Ten families, including that of Al-Amin Mohammed, now spend the night in the school.

"Even sleeping on the ground, we're much better off than the days of terror we lived through," he said.

Like many of Khartoum's five million people, Mohammed's family lived without food, water or electricity through air strikes, artillery fire and the constant fear that gunfire could shatter a window and hit one of them.

- Shot outside his home -

In Wad Madani, they were struck to see life continuing normally: stores were open, people sold tea on the street and no guns were in sight. Even the traffic police had disappeared.

Most importantly, hospitals were still functioning -- unlike in Khartoum and other battle-scarred areas, where three-quarters of hospitals are "out of service", according to the doctors' union.

Maher Ahmed, an emergency doctor at the city's main hospital, told AFP they have encountered a stream of gunshot wounds and dialysis patients from Khartoum, where hospitals still operational can only offer emergency services.

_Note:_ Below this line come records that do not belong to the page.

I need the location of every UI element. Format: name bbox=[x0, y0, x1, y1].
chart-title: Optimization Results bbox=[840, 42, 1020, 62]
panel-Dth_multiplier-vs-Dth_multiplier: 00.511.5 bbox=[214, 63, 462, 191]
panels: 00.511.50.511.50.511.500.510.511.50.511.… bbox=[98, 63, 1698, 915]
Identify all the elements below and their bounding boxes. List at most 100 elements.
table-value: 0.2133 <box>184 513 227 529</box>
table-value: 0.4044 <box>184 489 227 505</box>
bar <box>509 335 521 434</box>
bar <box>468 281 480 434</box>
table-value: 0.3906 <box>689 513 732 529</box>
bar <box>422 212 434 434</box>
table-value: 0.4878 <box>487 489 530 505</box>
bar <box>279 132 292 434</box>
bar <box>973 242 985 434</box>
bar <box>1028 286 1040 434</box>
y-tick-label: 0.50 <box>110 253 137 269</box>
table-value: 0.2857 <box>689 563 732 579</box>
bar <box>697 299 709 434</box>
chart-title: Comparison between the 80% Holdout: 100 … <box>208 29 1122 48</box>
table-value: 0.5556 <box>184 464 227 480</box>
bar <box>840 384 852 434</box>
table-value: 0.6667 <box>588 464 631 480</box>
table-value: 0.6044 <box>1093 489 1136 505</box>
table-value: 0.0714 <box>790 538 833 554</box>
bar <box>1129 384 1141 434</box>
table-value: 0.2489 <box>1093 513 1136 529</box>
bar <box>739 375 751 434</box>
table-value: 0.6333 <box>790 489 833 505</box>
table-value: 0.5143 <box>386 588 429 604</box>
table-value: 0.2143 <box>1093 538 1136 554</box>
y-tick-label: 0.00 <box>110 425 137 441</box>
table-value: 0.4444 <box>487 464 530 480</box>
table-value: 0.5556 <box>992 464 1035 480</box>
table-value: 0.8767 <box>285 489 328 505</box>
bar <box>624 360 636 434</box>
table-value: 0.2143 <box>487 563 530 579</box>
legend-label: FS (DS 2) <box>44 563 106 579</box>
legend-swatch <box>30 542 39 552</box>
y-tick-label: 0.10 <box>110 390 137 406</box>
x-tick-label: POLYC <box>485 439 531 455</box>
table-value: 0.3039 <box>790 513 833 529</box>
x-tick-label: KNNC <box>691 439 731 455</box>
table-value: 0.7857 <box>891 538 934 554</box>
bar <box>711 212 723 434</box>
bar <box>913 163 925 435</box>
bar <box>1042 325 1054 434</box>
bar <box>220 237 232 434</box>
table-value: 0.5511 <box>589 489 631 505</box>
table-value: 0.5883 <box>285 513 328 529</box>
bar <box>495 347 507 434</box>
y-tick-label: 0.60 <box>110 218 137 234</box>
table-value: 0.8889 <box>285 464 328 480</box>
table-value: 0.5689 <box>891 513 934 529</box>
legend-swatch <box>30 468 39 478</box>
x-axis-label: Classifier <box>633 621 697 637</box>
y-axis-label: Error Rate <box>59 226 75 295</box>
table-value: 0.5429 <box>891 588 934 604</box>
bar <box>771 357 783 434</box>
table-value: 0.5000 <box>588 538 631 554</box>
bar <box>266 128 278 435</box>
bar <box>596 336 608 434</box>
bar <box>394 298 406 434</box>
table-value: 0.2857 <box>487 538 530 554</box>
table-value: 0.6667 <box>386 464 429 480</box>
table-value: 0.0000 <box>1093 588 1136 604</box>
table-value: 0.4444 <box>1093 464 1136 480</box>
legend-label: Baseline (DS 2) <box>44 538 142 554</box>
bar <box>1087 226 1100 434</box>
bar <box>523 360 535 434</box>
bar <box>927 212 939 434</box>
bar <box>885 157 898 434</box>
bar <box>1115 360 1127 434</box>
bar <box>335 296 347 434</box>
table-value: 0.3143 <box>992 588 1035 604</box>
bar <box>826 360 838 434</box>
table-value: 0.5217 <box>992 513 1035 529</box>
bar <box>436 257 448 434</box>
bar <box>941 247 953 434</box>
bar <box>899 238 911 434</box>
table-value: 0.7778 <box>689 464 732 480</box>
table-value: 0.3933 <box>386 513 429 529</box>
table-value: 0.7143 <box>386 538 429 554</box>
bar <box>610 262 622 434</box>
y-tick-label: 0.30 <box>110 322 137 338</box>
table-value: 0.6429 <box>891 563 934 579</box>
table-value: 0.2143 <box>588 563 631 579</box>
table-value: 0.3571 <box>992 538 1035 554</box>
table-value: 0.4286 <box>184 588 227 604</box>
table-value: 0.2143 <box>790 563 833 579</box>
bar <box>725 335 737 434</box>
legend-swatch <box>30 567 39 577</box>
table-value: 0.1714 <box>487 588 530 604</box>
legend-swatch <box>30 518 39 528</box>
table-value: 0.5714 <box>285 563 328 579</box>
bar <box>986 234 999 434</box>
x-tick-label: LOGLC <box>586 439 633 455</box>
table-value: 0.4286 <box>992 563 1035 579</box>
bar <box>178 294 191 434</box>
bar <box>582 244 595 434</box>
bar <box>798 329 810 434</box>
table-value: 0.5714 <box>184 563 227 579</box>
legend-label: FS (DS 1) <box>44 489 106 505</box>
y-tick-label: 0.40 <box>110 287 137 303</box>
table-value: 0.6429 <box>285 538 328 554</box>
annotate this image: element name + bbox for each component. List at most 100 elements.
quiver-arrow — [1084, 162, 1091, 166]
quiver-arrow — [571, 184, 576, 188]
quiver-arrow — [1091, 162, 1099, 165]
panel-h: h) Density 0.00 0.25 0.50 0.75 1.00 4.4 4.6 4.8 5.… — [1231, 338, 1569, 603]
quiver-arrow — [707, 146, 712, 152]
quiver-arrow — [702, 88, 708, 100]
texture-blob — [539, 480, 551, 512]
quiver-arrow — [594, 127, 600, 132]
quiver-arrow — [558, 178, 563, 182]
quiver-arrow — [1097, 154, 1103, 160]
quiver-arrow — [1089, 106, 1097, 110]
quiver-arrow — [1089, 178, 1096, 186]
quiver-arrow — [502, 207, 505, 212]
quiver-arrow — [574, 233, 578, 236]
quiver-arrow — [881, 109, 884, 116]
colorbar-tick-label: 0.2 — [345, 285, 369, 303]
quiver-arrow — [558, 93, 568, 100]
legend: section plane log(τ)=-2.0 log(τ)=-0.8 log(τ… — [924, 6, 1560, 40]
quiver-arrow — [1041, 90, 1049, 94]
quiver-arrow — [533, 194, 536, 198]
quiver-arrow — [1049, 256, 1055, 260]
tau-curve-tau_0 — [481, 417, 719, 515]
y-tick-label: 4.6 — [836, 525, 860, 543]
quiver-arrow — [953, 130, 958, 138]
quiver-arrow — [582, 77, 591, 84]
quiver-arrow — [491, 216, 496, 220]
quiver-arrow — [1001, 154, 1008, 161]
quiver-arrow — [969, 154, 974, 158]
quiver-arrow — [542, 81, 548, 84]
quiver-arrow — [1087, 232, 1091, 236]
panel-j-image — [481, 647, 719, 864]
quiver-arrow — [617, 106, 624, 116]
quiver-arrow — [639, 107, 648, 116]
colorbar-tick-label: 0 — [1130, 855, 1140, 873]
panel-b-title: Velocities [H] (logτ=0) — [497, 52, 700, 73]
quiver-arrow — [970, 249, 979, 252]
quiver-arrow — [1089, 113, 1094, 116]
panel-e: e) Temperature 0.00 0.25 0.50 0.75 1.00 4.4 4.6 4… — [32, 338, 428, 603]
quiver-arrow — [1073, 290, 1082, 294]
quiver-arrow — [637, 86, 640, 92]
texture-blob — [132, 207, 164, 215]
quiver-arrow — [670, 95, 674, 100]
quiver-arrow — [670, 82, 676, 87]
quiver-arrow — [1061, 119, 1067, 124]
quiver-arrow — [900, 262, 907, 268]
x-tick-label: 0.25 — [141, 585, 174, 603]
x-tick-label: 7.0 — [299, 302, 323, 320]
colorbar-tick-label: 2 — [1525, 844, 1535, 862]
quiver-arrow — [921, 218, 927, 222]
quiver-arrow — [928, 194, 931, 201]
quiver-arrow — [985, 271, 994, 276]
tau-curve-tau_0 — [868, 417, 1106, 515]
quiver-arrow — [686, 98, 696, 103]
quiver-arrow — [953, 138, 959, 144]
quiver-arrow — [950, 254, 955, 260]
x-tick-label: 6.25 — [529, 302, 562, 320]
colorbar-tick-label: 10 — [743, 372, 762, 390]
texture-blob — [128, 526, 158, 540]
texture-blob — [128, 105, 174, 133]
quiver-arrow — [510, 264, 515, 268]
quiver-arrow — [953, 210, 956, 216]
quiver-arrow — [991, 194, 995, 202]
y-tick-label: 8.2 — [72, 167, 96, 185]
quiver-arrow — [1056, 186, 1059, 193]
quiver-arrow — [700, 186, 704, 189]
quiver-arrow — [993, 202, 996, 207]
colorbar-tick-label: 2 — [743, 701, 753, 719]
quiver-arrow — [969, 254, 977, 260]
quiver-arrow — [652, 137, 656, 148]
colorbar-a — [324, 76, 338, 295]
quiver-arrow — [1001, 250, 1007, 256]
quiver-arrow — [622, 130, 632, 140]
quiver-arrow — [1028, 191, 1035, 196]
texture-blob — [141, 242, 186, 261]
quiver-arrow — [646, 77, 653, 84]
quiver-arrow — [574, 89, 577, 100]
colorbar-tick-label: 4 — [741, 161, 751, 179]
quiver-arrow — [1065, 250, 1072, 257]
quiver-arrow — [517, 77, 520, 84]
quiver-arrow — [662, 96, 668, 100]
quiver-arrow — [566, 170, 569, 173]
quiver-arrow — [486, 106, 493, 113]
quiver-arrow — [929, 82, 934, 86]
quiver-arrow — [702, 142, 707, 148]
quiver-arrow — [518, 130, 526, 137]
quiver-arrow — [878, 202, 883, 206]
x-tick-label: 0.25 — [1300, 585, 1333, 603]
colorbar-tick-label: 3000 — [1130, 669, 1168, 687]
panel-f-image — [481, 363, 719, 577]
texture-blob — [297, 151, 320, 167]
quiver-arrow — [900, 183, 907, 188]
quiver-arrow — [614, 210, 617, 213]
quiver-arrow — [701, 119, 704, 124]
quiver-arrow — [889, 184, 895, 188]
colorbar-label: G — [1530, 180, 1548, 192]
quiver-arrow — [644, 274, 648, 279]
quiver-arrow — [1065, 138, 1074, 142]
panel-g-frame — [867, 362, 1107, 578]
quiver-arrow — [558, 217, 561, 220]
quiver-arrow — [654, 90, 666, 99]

Khartoum resident Al-Rih Mohammed waited in the hospital "for a surgery to remove a bullet from my foot", he told AFP, after he was caught in the crossfire "right in front of my house in eastern Khartoum."

With the worst of the fighting happening in densely-populated residential areas, medics have repeatedly warned that the number of those killed and injured is far higher than official figures --the streets of Khartoum still littered with the rotting bodies of those caught in the crossfire.